Tips for spraying with liquid insecticide:
- Wear long sleeves, pants, and other appropriate PPE. Insecticides contain harmful chemicals that can burn the skin and irritate your lungs. Check the label for more information on how to protect yourself as you use the spray, but most experts recommend wearing goggles, gloves, and even masks to prevent harm to your body.
- Use a waterproof insecticide mixture if your area gets a lot of rain in the fall. This will prevent the substance from simply washing away the next day.
- Spray in the direction of the wind to avoid covering yourself with insecticide.
- Spray the three bottom feet of the foundation of your home, along with one foot of ground that extends from the foundation.
- Spray areas with access to the home such as vents, holes where cables and wires enter, as well as door and window frames.
- Spray in a continuous line to avoid gaps in treatment that bugs can sneak in through. Again, they’re stealthy little guys…
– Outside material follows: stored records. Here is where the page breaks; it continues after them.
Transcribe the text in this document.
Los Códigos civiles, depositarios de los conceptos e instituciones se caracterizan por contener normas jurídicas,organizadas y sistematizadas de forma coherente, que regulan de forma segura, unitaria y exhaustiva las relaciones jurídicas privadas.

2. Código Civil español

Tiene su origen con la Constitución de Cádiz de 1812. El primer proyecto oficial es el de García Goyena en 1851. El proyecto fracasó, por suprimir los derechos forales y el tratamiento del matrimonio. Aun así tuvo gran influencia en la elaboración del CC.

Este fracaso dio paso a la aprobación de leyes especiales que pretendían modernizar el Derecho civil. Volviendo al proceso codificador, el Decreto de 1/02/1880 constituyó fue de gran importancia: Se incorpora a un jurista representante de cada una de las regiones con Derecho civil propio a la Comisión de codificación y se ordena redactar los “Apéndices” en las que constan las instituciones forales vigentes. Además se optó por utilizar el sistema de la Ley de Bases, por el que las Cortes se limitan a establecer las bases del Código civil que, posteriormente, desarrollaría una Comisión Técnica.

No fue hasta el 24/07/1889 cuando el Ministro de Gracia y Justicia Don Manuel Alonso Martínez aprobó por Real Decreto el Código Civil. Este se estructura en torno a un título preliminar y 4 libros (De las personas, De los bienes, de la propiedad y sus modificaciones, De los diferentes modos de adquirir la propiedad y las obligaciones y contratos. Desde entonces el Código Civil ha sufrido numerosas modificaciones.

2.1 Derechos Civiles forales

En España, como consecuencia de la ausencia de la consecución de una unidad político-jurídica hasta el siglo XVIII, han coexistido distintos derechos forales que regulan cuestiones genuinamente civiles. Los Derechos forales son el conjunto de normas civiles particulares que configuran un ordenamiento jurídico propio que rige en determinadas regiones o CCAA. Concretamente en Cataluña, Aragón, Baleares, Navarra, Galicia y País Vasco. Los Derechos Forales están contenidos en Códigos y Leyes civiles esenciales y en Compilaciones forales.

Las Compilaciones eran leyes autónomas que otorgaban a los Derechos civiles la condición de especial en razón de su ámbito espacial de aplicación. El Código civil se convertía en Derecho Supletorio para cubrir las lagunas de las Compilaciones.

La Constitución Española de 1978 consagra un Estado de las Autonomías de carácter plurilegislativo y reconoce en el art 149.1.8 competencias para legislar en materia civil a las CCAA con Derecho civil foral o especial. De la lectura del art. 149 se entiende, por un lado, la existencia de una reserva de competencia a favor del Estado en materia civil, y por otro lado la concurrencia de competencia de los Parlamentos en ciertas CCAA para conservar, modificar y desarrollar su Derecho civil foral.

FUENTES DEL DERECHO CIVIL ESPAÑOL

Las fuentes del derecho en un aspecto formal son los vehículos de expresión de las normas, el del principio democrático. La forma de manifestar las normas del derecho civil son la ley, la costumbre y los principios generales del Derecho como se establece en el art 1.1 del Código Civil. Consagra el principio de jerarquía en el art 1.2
When the weather turns cool, make it as difficult as possible for pests to gain access to your home with these fall pest prevention tips:
- Check doors and windows for gaps and seal them.
- Check your home’s siding for cracks or gaps and seal them with caulk.
- Check your dryer’s vent and be sure there are no gaps or spaces where bugs can enter.
- Use expanding foam to fill gaps or damage in the soffit.
- Rake mulch and soil away from your foundation. This discourages the presence of insects as it removes their cover while they’re searching for a way in.
- Trim bushes away from your home.
- Seal known pest entrances with copper mesh and expanding foam.
When the summer comes to an end, your pest problems aren’t over always over. When the weather begins to cool, bugs begin their search for a safe shelter from the cold, and your home is nice and toasty. Preventative pest control methods, like perimeter spraying and gap sealing, are crucial in keeping bugs from hibernating in your home over the winter. If you don’t let pests in your home in the fall, they won’t have a chance to infest in the summer.